Donald Trump’s Twitter: What Happened?

Much of the planning for and lead-up to the breach of the Capitol by pro-Trump rioters unfolded in plain view on Twitter, where it was understood by different groups of users, in utterly incompatible ways, to be both “real life” and all talk — this is among the reasons the event took so many people by surprise, while others insisted that it had been inevitable for years.

Twitter is certainly used for different things. It’s an invaluable tool for activism, as its role leading up to and through Black Lives Matter protests this summer made clear, again. It’s also a place where people try to pump penny stocks. At its most effective, it’s a tool for forcing the issue (doing so for brands is how it makes money).

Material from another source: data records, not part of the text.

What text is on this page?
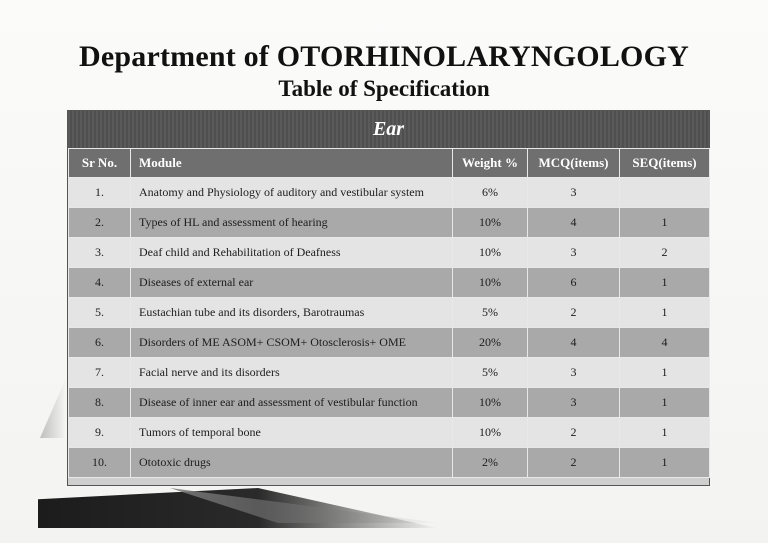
Department of OTORHINOLARYNGOLOGY
Table of Specification
Ear
Sr No.	Module	Weight %	MCQ(items)	SEQ(items)
1.	Anatomy and Physiology of auditory and vestibular system	6%	3	
2.	Types of HL and assessment of hearing	10%	4	1
3.	Deaf child and Rehabilitation of Deafness	10%	3	2
4.	Diseases of external ear	10%	6	1
5.	Eustachian tube and its disorders, Barotraumas	5%	2	1
6.	Disorders of ME ASOM+ CSOM+ Otosclerosis+ OME	20%	4	4
7.	Facial nerve and its disorders	5%	3	1
8.	Disease of inner ear and assessment of vestibular function	10%	3	1
9.	Tumors of temporal bone	10%	2	1
10.	Ototoxic drugs	2%	2	1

As it relates to President Trump, the American media was quicker to adopt Twitter than American politicians, but American politicians understood intuitively what it was good for. It is effective not for deliberation or argument, as plenty of prominent Twitter users seem frustrated to still believe, or for building durable communities, but for making yourself seen, finding your people and letting them find you, borrowing or building a following through performance, and for manifesting all of the above into some sort of power that, if not exactly external, was connected to the world outside Twitter.

In other words, Twitter is a pretty appealing place to run a certain kind of political campaign. You can say whatever you want, even if it’s not true. You can appear available and accessible while also refusing to engage with anyone, for any reason. It’s a place where you can perform false legitimacy well enough to reap many of its benefits.

The Trump campaign’s dozens of election-related lawsuits failed in court, as evidenced by hundreds of pages of bizarre and humiliating transcripts, but they did just fine on Twitter, where they existed as a collection of symbols of legal authority and action, as floating claims of proof, and as an endless feed of promises and updates.

As useful as Twitter is for campaigning — and this could be said of most contemporary social media — it’s obviously not a great tool for the administration of government. It has been useful for revolutionaries around the world as a way to briefly assert power against governments; later, it was used by governments to crack down on opposition.